Размер шрифта
-
+

Возлюбленная горца - стр. 28

Глава 5

Давина не принимала участия в вечерней трапезе. Она пока не была готова к близкому общению с сэром Малколмом, что шло вразрез с ее заявлениями о том, что ей не терпится поскорее отправиться в путь под эскортом столь благородного рыцаря.

Коллин с удовольствием приняла предложение хозяйки и помогла ей собрать все необходимое для путешествия и для пребывания в замке Маккены. Когда же вещи были уложены, Давина перекусила у себя в спальне и, еще раз проверив, все ли на месте, легла в постель. Но сон не шел; ее одолевали сомнения и страхи, и она, как ни старалась, не могла с ними справиться.

За несколько часов до рассвета ей все же удалось заснуть, но сон ее был беспокойный – полный ярких и тревожных видений.

…Ей снился высокий широкоплечий воин, и этот воин собирался ее поцеловать. Хотя лицо его было красивым, а манеры – изысканными, при мысли о том, что ей предстояло с ним поцеловаться, Давине делалось не по себе. Он заставлял ее нервничать, сильно нервничать.

С робкой улыбкой она вежливо отказала ему, и в мгновение ока от его хороших манер не осталось и следа. Он схватил ее в объятия и ни за что не захотел отпустить. Ни когда она требовала. Ни когда умоляла. Ни когда начала плакать.

А воин, смеясь над ее попытками вырваться, покрывал поцелуями ее шею, а потом прикусил мочку уха.

Замирая от страха, сама не своя от стыда, она кусала губы, пока он шарил руками по ее телу, грубо тиская грудь.

Злые слезы жгли ей глаза. Она пыталась кричать, но у нее пропал голос. А воин, накрутив ее косу на запястье, повалил ее на землю и оседлал.

И теперь тот, кто сидел на ней, уже не был красивым воином – лицо его исказила страшная гримаса. Когда же он задрал ее подол, его лицо превратилось в звериную морду и начало расплываться, меняя очертания, словно отражение в подернутой рябью воде…

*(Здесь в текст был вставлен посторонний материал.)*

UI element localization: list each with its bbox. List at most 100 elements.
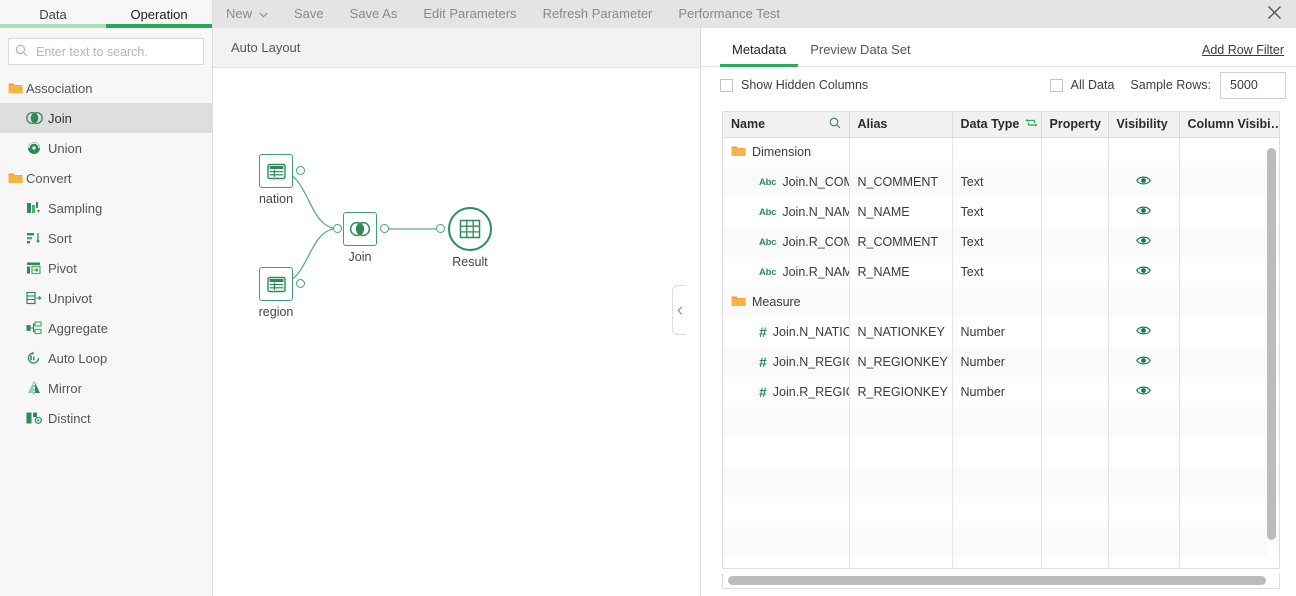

Давина проснулась от собственного крика. Ей не хватало воздуха. Вот уже почти год, как ее перестали терзать подобные кошмары. Но она собралась покинуть надежные стены замка Армстронгов, и ее страхи, приняв обличье ночных кошмаров, вновь заявили о себе.

Давина закрыла глаза и сделала несколько глубоких вдохов. Она чувствовала, как подступают к глазам слезы, но волю слезам давать не стала: если бы кто-нибудь услышал ее всхлипывания, об этом сразу стало бы известно тете и дяде, и тогда бы ее точно никуда не отпустили.

Еще не вполне восстановив дыхание, Давина встала с постели и, сделав несколько шагов, споткнулась о сундук с вещами, что накануне собрала в дорогу. Усевшись на стул рядом с кроватью, девушка закрыла лицо ладонями и тихо прошептала:

– А может, правы тетя Изобел и дядя Фергус? Что, если мне удается справляться со страхом только здесь, дома, а за стеной замка меня ждет смерть или того хуже – безумие?

В нише, в углу, стояла шкатулка, а в шкатулке находился пузырек с лекарством, которое Давина принимала всякий раз, когда у нее расшатывались нервы (эту настойку травница приготовила специально для нее). С одобрения тети она пила настойку по нескольку раз в день сразу после того злополучного нападения. Выпив настойки, Давина забывалась глубоким сном – без страданий и боли. Но и по прошествии нескольких месяцев девушка частенько принимала снадобье, делавшее ее жизнь более или менее сносной.